Similarly, recent European Union proposals state that all new cars on the road, as of mid-2022, must be equipped with special driver monitoring systems capable of telling whether the person behind the wheel is distracted. To help with this, Israeli computer vision startup Eyesight Technologies has developed in-car monitoring technology that can spot when drivers are tired, using a smartphone, or even smoking at the wheel. They can then send out an alert.
Needless to say, this area nonetheless presents a possible ethical minefield. As could be seen by the numerous people who piled up on both sides of the Apple vs. FBI debate from several years ago, when Apple refused to create a backdoor into its iOS operating system to help investigators, there is no consensus opinion when it comes to surveillance.
Things become even dicier when you add in the possible related topic of predictive policing, or the possibility that similar technology could be used to target and intimidate marginalized groups by spotting other forms of banned behavior. In certain countries that could be used to surveil same-sex couples exhibiting affectionate behavior. In other scenarios it could be exploited to alert authorities of gathering crowds in areas where no crowds are expected.
Enter the Panopticon
The model for today’s surveillance technologies is often said to be the Panopticon, a prison concept designed by the English social theorist Jeremy Bentham in the 18th century. The Panopticon asks us to imagine a central watchtower in a courtyard, surrounded by a circular arrangement of cells. There is a guard in the watchtower, which shines a bright light outwards so that they can see everyone in the cells.
However, the people in the cells are unable to see the watchman. As a result, they assume that they are always being closely observed. As the French philosopher Michel Foucault observed in his 1975 book Discipline and Punish, the result is a form of asymmetrical surveillance: the prisoners, despite outnumbering the guard, moderate their own behavior under the assumption that they are being watched.

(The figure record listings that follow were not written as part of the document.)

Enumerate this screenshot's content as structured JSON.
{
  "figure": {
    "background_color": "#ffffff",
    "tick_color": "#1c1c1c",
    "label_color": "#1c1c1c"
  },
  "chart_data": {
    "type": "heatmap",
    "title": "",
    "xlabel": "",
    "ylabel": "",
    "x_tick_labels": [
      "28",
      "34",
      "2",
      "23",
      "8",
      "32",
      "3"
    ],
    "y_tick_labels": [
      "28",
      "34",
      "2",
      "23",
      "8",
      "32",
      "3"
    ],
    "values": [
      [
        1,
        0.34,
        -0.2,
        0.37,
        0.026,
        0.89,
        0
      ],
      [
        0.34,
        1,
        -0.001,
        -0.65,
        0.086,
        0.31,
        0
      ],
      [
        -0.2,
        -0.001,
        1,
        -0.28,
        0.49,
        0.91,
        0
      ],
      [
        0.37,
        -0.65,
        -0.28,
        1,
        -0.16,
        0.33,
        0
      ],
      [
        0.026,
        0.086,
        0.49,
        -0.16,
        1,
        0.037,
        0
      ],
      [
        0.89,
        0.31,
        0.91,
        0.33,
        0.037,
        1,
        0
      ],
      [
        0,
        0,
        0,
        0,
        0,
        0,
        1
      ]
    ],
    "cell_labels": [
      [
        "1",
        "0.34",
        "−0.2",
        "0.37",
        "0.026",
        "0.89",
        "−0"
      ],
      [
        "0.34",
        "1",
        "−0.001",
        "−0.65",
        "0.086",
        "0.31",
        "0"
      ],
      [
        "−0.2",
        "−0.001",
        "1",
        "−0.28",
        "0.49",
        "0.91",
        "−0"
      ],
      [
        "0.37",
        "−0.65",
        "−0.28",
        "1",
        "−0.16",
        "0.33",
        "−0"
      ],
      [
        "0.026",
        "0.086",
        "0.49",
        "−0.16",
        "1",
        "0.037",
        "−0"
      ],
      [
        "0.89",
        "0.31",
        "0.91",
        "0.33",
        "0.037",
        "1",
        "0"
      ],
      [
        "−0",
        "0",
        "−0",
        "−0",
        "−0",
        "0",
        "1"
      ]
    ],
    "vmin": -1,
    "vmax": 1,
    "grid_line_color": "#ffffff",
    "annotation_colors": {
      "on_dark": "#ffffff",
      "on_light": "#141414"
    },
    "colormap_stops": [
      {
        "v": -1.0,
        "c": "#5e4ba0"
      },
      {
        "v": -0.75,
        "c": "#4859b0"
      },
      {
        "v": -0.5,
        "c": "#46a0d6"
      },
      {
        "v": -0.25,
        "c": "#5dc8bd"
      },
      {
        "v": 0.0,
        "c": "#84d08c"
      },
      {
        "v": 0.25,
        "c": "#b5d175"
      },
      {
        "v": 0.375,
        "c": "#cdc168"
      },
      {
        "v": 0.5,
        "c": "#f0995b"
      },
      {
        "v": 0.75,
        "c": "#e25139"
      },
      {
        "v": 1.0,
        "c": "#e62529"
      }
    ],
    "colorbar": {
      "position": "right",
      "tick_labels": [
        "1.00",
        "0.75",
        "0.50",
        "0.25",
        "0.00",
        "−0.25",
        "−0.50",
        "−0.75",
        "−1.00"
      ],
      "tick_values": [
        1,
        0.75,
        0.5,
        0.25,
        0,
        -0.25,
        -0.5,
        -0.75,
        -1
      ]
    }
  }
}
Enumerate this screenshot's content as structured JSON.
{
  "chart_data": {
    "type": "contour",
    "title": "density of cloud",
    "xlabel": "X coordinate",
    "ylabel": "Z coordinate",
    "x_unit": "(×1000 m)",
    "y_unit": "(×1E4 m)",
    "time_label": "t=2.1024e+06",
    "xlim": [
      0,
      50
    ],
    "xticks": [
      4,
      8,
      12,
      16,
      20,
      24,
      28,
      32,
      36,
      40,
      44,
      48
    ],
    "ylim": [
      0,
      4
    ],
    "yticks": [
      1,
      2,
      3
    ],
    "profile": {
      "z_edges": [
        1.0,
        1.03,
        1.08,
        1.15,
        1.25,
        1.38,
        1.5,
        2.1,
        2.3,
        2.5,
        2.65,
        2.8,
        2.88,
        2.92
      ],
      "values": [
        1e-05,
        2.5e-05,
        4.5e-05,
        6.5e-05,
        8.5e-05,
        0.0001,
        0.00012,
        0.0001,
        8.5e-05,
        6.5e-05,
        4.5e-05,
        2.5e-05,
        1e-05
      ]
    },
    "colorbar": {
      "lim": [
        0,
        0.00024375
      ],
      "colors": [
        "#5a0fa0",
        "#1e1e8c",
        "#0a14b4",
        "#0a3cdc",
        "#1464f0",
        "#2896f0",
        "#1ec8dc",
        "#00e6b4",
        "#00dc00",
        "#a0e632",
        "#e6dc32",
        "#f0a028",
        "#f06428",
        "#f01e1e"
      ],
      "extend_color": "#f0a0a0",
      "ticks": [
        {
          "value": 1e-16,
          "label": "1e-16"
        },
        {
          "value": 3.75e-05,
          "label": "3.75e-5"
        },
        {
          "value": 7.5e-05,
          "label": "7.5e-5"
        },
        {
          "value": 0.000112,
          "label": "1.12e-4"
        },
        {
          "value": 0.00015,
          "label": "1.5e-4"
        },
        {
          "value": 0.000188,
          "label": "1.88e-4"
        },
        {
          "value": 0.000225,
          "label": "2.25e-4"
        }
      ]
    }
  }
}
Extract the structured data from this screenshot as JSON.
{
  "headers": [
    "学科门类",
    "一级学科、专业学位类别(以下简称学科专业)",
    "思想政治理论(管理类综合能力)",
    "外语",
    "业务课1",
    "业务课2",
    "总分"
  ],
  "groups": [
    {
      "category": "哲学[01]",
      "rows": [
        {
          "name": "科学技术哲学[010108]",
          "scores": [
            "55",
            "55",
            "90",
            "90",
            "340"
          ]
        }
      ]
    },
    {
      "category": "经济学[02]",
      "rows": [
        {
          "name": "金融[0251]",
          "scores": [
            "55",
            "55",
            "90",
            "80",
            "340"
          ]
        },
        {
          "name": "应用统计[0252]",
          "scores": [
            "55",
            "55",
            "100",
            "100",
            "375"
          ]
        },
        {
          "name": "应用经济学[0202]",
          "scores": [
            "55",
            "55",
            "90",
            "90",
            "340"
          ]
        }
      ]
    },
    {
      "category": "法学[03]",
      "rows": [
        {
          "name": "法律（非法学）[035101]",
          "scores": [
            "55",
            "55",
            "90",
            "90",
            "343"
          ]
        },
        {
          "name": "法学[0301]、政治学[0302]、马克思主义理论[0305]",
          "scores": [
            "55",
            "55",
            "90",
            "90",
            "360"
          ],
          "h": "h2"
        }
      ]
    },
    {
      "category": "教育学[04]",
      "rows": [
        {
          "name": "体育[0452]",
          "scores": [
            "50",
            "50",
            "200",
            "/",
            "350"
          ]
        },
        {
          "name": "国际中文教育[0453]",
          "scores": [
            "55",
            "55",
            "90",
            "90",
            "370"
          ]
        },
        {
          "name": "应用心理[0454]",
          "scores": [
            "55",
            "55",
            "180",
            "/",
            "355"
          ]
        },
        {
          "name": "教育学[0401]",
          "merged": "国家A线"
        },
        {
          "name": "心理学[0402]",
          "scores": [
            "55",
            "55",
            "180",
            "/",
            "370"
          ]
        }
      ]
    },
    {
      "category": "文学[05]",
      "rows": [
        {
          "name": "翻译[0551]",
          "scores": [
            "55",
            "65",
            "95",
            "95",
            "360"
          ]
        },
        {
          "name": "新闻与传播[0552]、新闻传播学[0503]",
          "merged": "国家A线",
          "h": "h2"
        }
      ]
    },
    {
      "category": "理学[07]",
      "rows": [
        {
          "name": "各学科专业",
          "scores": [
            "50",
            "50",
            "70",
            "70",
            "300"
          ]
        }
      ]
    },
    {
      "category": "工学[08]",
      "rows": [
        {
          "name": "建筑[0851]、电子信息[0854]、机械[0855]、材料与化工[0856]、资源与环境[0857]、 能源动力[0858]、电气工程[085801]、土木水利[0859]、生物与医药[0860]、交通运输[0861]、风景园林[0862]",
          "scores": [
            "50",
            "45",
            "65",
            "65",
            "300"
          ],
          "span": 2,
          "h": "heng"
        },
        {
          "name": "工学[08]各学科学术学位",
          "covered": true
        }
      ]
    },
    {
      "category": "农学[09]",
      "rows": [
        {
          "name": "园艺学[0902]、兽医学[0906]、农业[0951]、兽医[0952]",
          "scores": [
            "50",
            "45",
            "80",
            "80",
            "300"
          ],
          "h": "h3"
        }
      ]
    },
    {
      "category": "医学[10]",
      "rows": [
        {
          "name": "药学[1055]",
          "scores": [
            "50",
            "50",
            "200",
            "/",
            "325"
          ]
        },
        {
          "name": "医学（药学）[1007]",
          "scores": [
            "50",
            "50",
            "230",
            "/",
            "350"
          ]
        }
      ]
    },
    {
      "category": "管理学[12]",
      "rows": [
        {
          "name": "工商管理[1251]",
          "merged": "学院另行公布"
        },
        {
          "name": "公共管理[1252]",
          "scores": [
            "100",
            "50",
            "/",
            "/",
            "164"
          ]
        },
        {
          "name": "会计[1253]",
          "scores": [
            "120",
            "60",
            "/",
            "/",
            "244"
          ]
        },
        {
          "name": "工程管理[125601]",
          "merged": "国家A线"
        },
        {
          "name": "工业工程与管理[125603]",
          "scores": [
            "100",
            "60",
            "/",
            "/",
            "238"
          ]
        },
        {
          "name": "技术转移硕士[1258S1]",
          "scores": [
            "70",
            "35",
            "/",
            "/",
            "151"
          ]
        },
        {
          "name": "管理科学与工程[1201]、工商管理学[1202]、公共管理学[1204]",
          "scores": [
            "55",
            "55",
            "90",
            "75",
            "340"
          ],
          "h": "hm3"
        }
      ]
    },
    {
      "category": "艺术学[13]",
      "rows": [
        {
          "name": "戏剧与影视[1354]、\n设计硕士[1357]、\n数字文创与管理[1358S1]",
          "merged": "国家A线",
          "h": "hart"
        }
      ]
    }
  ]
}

While, theoretically, anyone (or even no-one) could be in the Panopticon’s hypothetical watchtower, the way subjects moderate their behavior depends on their regard for the person that is supposedly watching them. A theoretical prisoner is going to act differently if they’re being watched by a seasoned veteran, capable of spotting even the most surreptitious of behavior, compared to a novice.
We have yet to see what behavior moderating impact the next generation of surveillance tools will have on the populace. Combine pose-predicting technology in public with the increased use of facial recognition everywhere from bars to hotels, and people are going to be more aware than ever that they are constantly being watched. In some contexts, that could be a great thing. In others, it could be concerning.
“I think this kind of technology can be used to develop effective safety and security systems that can aid law enforcement and can ensure the safety of individuals in public places,” Singh said. “Therefore I think the development of these systems is a good thing and is also necessary. That being said, I think these systems should be used with caution and should be monitored for specific applications like defense, similar to nuclear technology.”